The twin tower lineup of Plumlee and Jokic provided ample opportunity for Jabari Parker to make hay against the slow-footed Plumlee brother. While he initially didn’t take him to the rack, he maneuvered around the arc to find crevices and pull-up when Plumlee sagged off. Parker’s cooled off a bit after a stretch of hot play, so the chance to face a significantly less athletic defender was a nice way for him to get himself going early. Case in point:
One of my favorite Giannis shots this year was his turnaround elbow jumper that delicately banked into the hoop. I haven’t seen that as much lately, but his gigantic stepback free throw line jumper is creeping up there in my aesthetic rankings. The amount of separation he can get from defenders is absurd and provides an open look almost every time.
Sterling Brown has shown an impressive amount of mettle this year, and at times he’s been able to crossover his man on the perimeter and worm his way to the rim. Tonight, he did so in the second quarter, finding an easy pathway and getting met at the rim by Jokic. Unfortunately, he couldn’t contort his body or finish with strength. Rim finishing remains the weakest part of the game as he’s shooting just 28.3% within 0-3 feet per Basketball Reference. Going into his second year, that will be the part of his game he should aim to clean up.
Denver decimated Milwaukee from the free throw line in the second quarter, going 20/22 from the free throw line while the Bucks shooting percentage cratered.
Tony Snell going coast-to-coast in the second quarter was a surprise, although it wasn’t surprising that when his shot rolled off the rim Giannis was there to clean it up with a slam. It was nice to see Snell attacking confidently though.
It felt like a flashback to Giannis’ young, frustrated seasons in the third when he haphazardly ran into Paul Millsap for an obvious offensive foul and then did a silly reach foul on the other end when Millsap got by him after he cheated over for an attempted steal. Giannis is still 11th in terms of most fouls, but generally they haven’t seemed as sloppy as those. When he got a hook call minutes later, it gave him his fourth personal foul with eight minutes to go in the third.
Giannis is a generous man, but there’s no need to spread the wealth on a fastbreak when your running mate is Tyler Zeller. Giannis could’ve just gone straight up in the third quarter, but at least Zeller drew a foul.
Prunty went full-on Point Giannis to open the fourth quarter tonight, opting to keep Jennings on the bench and have Giannis bring the ball up. He was commanding everyone from above the break and the entire offense ran through him. With Bledsoe, Brogdon and Delly in tow, that sort of look hasn’t been nearly as prominent this year.
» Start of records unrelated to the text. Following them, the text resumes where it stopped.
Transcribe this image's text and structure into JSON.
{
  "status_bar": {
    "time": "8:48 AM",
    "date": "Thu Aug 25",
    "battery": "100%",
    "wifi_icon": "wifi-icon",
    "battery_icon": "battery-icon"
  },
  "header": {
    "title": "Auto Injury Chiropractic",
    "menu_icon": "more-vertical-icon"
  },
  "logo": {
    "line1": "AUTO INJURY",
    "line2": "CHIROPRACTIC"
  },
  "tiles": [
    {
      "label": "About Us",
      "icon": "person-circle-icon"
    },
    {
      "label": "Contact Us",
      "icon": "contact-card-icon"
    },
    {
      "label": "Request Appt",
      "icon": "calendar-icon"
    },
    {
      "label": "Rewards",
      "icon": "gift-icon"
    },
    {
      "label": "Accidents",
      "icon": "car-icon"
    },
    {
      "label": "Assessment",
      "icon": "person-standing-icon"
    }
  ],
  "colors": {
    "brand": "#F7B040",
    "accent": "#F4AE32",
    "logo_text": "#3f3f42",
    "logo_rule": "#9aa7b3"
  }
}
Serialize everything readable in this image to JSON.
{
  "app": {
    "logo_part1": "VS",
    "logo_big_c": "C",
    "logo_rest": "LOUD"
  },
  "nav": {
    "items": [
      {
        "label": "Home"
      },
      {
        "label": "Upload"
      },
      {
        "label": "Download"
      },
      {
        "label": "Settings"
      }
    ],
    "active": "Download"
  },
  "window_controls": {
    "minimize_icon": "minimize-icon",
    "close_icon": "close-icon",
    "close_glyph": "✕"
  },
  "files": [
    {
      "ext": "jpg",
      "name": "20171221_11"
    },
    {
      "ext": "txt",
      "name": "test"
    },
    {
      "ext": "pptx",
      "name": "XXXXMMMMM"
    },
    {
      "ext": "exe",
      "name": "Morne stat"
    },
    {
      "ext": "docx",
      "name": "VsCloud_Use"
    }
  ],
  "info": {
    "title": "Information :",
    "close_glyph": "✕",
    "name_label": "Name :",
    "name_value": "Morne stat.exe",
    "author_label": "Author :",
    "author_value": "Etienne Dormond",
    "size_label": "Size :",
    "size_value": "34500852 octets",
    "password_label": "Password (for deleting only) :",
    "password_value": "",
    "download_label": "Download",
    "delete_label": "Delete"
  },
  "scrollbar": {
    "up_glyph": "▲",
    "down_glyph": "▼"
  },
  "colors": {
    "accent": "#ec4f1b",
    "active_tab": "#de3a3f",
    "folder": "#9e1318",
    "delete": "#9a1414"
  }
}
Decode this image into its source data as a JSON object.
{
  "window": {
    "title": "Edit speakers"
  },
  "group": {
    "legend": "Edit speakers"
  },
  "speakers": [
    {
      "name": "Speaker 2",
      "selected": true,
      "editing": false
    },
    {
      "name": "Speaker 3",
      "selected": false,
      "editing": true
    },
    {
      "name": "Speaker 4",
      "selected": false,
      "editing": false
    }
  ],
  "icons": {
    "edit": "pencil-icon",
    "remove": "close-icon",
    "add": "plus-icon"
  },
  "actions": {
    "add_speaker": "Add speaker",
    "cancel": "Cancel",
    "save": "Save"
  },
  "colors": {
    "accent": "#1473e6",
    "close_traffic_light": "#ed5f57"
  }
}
Giannis was really unfortunate on several foul calls tonight not heading his way, in particular the final call of the night when Jokic seemed to basically lose his balance.
Milwaukee’s final play, where Khris Middleton’s errant pass was intercepted followed by an idiotic foul on a 3-pointer by veteran Jason Terry, was almost too blunderingly on-brand for the Bucks.
When Milwaukee couldn’t even foul in overtime when they were supposed to, followed by John Henson attempting a 3-point shot, you knew they were destined for the L. What a pitiful way to end this game.